Une équipe de chercheurs de l’université Paris-Sud ont postulé à près de 800 offres d’emploi avec des profils de candidats fictifs. Le but était de mesurer l’impact des profils Facebook de ces candidats sur les réponses des recruteurs. Les profils indiquant une origine étrangère ont reçu jusqu’à deux fois moins de réponses que les autres profils.
Depuis l’avènement de Facebook en 2004, les candidats se posent régulièrement la question : est-ce-que les recruteurs consultent le profil des personnes qui postulent au sein de leur entreprise ? Plusieurs études ont déjà démontré l’importance du profil Facebook des candidats, notamment sur le rôle négatif qu’il pouvait jouer. En effet, les recruteurs ne vont pas sur Facebook pour se renseigner sur les compétences professionnelles des postulants, mais pour avoir un aperçu du mode de vie de ce dernier. Un profil Facebook négatif peut donc vous jouer des tours !
837 candidatures envoyées avec de faux profils
Jusqu’à présent, seules existaient des études déclaratives, les recruteurs pouvaient donc minimiser l’impact du réseau sur leurs processus de recrutement. C’est pour cela que des chercheurs de l’Université Paris-Sud ont mis en place une expérience dans des conditions réelles. Entre mars 2012 et mars 2013, ils ont répondu à 837 offres d’emploi publiées sur Pôle Emploi avec deux CV de candidats fictifs. Les deux profils de candidat sont identiques : âge, sexe, compétences, adresse, diplômes, expériences et noms d’origine française. Rien ne pouvait donc les différencier en terme de candidatures.

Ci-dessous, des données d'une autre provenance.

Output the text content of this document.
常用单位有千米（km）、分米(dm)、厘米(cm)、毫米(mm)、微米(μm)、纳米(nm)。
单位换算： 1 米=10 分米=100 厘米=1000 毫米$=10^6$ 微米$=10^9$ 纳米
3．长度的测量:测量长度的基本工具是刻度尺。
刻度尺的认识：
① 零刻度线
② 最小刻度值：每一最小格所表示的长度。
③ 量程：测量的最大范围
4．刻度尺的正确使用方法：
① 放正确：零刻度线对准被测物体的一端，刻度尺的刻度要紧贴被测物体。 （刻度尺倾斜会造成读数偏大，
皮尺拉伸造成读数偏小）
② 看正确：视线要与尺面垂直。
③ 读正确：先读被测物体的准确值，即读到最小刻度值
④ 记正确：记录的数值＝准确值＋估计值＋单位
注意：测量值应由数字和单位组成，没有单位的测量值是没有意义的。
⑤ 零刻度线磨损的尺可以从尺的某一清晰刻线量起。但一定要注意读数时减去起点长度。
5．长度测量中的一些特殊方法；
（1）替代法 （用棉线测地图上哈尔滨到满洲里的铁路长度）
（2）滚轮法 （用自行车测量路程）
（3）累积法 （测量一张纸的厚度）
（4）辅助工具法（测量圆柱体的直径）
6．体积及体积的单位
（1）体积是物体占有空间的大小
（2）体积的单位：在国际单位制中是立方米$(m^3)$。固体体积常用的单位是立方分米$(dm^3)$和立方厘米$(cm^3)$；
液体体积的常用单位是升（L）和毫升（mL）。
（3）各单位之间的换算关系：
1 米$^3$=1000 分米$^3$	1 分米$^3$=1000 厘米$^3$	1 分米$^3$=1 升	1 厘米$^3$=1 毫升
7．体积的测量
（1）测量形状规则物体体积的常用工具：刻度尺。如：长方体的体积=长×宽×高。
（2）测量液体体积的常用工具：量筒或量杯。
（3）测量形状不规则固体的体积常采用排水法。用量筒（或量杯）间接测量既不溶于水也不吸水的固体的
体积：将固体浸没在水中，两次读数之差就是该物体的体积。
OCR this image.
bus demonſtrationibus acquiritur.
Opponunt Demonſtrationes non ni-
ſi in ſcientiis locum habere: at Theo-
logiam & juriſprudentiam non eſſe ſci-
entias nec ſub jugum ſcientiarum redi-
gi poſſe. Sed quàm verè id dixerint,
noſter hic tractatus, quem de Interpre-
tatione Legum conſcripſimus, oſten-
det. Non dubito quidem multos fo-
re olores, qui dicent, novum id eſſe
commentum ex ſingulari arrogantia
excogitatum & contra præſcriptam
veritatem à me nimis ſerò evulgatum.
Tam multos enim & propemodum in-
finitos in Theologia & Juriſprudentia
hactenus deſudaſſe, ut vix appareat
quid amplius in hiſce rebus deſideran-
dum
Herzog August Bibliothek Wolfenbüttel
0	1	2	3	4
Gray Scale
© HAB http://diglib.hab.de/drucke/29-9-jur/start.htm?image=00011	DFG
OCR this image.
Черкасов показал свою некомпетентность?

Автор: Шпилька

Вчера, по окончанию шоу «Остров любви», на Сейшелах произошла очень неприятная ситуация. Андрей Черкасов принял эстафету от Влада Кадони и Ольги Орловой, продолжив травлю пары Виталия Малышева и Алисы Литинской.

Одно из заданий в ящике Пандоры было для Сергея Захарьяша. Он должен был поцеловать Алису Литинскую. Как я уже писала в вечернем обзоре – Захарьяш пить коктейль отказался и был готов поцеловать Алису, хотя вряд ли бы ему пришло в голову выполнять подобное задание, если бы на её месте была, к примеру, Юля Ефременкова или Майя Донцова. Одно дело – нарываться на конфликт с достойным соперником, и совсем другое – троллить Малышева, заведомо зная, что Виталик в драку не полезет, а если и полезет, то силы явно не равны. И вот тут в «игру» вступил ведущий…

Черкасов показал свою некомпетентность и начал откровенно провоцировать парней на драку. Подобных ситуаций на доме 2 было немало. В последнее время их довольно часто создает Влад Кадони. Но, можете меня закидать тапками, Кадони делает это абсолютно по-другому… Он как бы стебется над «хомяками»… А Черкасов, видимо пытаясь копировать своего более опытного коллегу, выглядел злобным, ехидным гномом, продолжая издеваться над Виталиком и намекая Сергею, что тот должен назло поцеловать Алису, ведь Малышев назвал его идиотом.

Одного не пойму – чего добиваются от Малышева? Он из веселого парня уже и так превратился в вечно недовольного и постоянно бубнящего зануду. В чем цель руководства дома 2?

En revanche, leurs deux profils Facebook paramétrés sur la visibilité publique variaient. Le premier candidat indique être né à Brive-la-Gaillarde et parler italien, tandis que le second affichait comme lieu de naissance Marrakech et comme langue parlée l’arabe marocain.
L’écart de réponses positives peut atteindre 55,7%
Les résultats de ces candidatures sont frappants : le candidat né à Marrakech a reçu un taux de réponses positives de 13,4%, contre 21,3% pour l’autre candidat. A partir du mois d’octobre, le test se poursuit avec des candidats moins expérimentés, pour juger si l’ancienneté pouvait compenser la discrimination sur l’origine. Dans ce cas-là, l’écart se creuse : 7,1% de réponses positives pour le candidat d’origine marocaine, contre 16% pour son homologue.
En décembre 2012, Facebook change la présentation des pages profils de ses membres. Seule la ville d’origine apparaît au premier coup d’oeil, tandis que les langues parlées apparaissent seulement dans un sous-onglet. L’étude montre alors que l’écart entre les candidats se réduit considérablement à ce moment-là. Dans le graphique ci-dessous, les pointillés indiquent la date du changement d’affichage des profils sur Facebook. La ligne bleu représente le taux de candidature du candidat de Marrakech, et la ligne rouge les retours du candidat de Brive.
Facebook influe dans le recrutement, l’origine ethnique aussi…
Cette étude a donc utilisé la discrimination pour montrer l’impact de Facebook sur les processus de recrutement des entreprises. “L’étude a utilisé la discrimination comme un moyen indirect pour montrer l’usage de Facebook par les recruteurs”, un champs peu exploré jusque là, précise Nicolas Soulié, co-auteur de l’étude. Facebook joue un rôle toujours aussi important dans le recrutement, notamment en ce qui concerne le contrôle du mode de vie des candidats. Autre enseignement de l’étude, la discrimination à l’embauche sur le critère de l’origine ethnique est toujours aussi présent.